Jason Bli

Personal information
- Full name: Jason Nathan Bli
- Date of birth: 2 November 1993 (age 31)
- Place of birth: Clichy-la-Garenne, France
- Height: 1.75 m (5 ft 9 in)
- Position(s): Left back

Team information
- Current team: US Ivry

Youth career
- 2011–2012: Paris Saint-Germain
- 2012: Atlético Madrid
- 2013: Paris FC

Senior career*
- Years: Team / Apps / (Gls)
- 2013: Paris FC II / 11 / (0)
- 2013–2014: L'Entente SSG / 0 / (0)
- 2014–2015: LA Galaxy II / 11 / (0)
- 2015: Lyn / 9 / (1)
- 2019–2021: Hønefoss / 22 / (2)
- 2022–: US Ivry / 24 / (0)

= Jason Bli =

French footballer (born 1993)

Jason Nathan Bli (born 2 November 1993) is a French footballer who plays as a left back for US Ivry.

== Early life ==
Bli was born in Clichy-la-Garenne, France, to an Ivorian mother.
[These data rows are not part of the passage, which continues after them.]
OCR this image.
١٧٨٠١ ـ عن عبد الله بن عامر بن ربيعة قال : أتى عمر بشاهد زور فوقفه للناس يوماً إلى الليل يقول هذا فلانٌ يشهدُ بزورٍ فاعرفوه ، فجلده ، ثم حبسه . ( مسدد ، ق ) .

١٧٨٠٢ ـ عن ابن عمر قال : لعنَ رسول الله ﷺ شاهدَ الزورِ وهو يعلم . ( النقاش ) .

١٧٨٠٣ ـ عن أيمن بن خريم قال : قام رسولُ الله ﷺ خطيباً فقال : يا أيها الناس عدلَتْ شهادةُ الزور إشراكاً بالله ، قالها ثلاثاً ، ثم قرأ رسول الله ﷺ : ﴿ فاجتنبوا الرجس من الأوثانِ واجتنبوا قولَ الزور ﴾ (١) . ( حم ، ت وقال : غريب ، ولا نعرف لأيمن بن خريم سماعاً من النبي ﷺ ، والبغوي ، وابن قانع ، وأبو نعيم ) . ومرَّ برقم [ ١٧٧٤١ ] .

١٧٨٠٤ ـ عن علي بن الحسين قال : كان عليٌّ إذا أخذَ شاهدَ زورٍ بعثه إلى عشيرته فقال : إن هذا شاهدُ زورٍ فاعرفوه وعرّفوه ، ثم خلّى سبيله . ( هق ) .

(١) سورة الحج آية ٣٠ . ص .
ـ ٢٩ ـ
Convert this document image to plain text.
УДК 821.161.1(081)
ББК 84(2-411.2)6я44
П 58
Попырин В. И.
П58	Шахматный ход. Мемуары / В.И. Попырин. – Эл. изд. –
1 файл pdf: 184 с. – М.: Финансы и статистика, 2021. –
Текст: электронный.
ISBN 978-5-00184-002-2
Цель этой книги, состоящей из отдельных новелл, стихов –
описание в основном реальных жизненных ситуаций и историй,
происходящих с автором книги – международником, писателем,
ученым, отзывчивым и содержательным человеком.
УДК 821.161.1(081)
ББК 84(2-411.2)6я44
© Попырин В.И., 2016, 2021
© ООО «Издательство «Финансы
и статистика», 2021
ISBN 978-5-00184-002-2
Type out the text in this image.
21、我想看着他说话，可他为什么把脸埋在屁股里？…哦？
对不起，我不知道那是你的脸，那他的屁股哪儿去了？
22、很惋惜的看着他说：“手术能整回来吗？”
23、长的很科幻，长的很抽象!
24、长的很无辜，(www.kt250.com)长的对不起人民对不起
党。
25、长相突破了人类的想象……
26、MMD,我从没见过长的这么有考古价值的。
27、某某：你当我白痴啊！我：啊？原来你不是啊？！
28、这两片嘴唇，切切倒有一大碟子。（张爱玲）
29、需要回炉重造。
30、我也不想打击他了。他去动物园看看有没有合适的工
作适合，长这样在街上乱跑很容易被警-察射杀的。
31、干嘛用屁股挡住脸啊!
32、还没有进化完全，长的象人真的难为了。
He acquired French nationality on 24 January 2001, through the collective effect of his mother's naturalization.

==Career==

===Club===
Bli started his career with French Division 3 club Paris FC, where he played for the club's reserve team. He moved to CFA club L'Entente SSG during their 2013-14 season.

Bli signed with USL Pro club LA Galaxy II on August 20, 2014.

In late August 2015, Bli signed a permanent deal with Lyn Fotball in the third tier in Norway. He made his debut against Harstad IL August 23 of that year.